Third, you unlock data. Spending data – where money goes, how often, in what categories – is something no standalone software feature can generate. It enables smarter product development, more relevant upselling, and a much deeper understanding of how your users actually operate.

The Split Model

The good news is that software platforms don’t need to become banks or obtain financial licences to offer these services. The embedded finance model that’s gaining traction in Europe works on a split: the software vendor owns the user experience and the brand, while a licensed partner handles the regulated infrastructure behind the scenes.

This means you can offer payments, branded cards, real-time spend tracking, and transaction controls under your own brand – without touching compliance, settlement, or card scheme relationships directly.

Your users see your product. They use your interface. The cards carry your brand. But the regulated plumbing – issuing, processing, KYC, scheme compliance – is handled by a partner built specifically for that purpose.

Why It Works for SMEs

From the SME’s perspective, the appeal is simple. Instead of managing three or four separate tools for accounting, payments, expenses, and banking, they get a single platform that does it all.
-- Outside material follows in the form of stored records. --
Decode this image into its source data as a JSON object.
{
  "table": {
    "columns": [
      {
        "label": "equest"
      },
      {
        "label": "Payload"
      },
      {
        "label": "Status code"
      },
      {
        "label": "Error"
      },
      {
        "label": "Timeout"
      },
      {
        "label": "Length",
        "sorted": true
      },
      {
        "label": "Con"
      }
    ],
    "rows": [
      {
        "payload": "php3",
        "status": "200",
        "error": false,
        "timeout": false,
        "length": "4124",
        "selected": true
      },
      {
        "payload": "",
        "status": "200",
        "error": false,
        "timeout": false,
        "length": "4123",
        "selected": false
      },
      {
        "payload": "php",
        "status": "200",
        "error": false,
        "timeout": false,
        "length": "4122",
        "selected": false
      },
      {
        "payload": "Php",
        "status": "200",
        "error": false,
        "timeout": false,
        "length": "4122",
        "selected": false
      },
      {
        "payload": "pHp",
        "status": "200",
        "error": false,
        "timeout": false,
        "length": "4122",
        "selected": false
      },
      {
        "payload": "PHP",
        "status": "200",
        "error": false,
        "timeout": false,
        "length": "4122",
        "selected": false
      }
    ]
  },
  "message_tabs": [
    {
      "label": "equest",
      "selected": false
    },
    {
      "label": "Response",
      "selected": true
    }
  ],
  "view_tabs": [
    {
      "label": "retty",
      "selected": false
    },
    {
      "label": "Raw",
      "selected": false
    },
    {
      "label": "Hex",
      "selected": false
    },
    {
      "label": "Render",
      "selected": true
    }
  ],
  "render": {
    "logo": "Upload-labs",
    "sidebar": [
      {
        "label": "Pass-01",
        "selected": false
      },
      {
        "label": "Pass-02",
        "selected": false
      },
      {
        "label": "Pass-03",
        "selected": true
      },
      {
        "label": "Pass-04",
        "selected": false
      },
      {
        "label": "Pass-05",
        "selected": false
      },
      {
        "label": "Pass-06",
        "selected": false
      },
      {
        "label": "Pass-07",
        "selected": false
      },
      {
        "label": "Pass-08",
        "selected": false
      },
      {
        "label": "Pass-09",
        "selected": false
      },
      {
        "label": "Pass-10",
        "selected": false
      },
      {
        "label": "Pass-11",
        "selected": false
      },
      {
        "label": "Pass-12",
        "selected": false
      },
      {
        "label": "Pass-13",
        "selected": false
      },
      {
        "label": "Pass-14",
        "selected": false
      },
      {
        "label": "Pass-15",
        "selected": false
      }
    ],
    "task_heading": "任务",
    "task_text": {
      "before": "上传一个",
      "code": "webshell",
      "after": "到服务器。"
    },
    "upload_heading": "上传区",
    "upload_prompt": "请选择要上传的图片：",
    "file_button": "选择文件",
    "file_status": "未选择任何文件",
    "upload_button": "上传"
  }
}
In other words, less admin, fewer logins, and better visibility.

And because the financial features are embedded rather than bolted on, they actually work within the existing workflow. There’s no redirect to an external provider. No separate onboarding. No second interface to learn.

This is exactly how Beneflo, a European HR-fintech startup, built its employee benefits platform. Using Wallester’s white-label infrastructure, Beneflo issues branded Visa cards that employees can use across Europe, while employers get real-time controls and customisable spending categories. The whole thing went live without Beneflo needing its own licence or banking partner. The company has since been selected for the Visa Innovation Program Europe.

Similarly, GF Money, a Finnish consumer lending fintech operating across Finland, Sweden, Denmark, and Spain, used Wallester’s white-label infrastructure to deploy a unified virtual card product across all four markets. The company has issued over 27,000 cards to date. AsDavid Öhlund, CEO Scandinavia at GF Money, put it: “Instead of building a product country by country, you start from the technical foundation and scale from there.” Customers can now access a virtual card within five minutes of completing their application, a shift Öhlund described as moving from a simple credit line to a customer-centric experience.

For platforms operating across multiple European markets, the model scales cleanly – same infrastructure, same compliance framework, different geographies.

Wallester White-Label: The Infrastructure Behind the Brand

Wallester White-Label provides the regulated infrastructure that lets software platforms offer financial services without becoming financial institutions.

As a licensed Visa Principal Member, Wallester handles the full card issuing stack – from BIN sponsorship and compliance to processing and settlement. The company currently works with numerous clients across multiple EU markets.

What the platform gets:

  • Branded virtual and physical Visa cards (EEA and UK)
  • Full BIN sponsorship with real-time card controls
  • Mobile wallet support (Apple Pay, Google Pay)
  • White-label dashboards, mobile apps, and API access
  • User onboarding and KYC handled in-platform
  • Multi-currency support and interchange revenue sharing
  • Go-live in 8 to 12 weeks

The platform keeps full control over the brand, the user experience, and the commercial model. Wallester handles the complexity – licensing, scheme compliance, and processing – behind the scenes.

Where This Is Going

As SMEs increasingly expect financial features to be part of the software they already use, platforms that don’t offer them risk losing ground to those that do. Not because of price or features alone, but because the daily transaction relationship is the hardest moat to cross.

For software platforms considering the move, the infrastructure is already built, tested, and licensed. All that remains is the decision.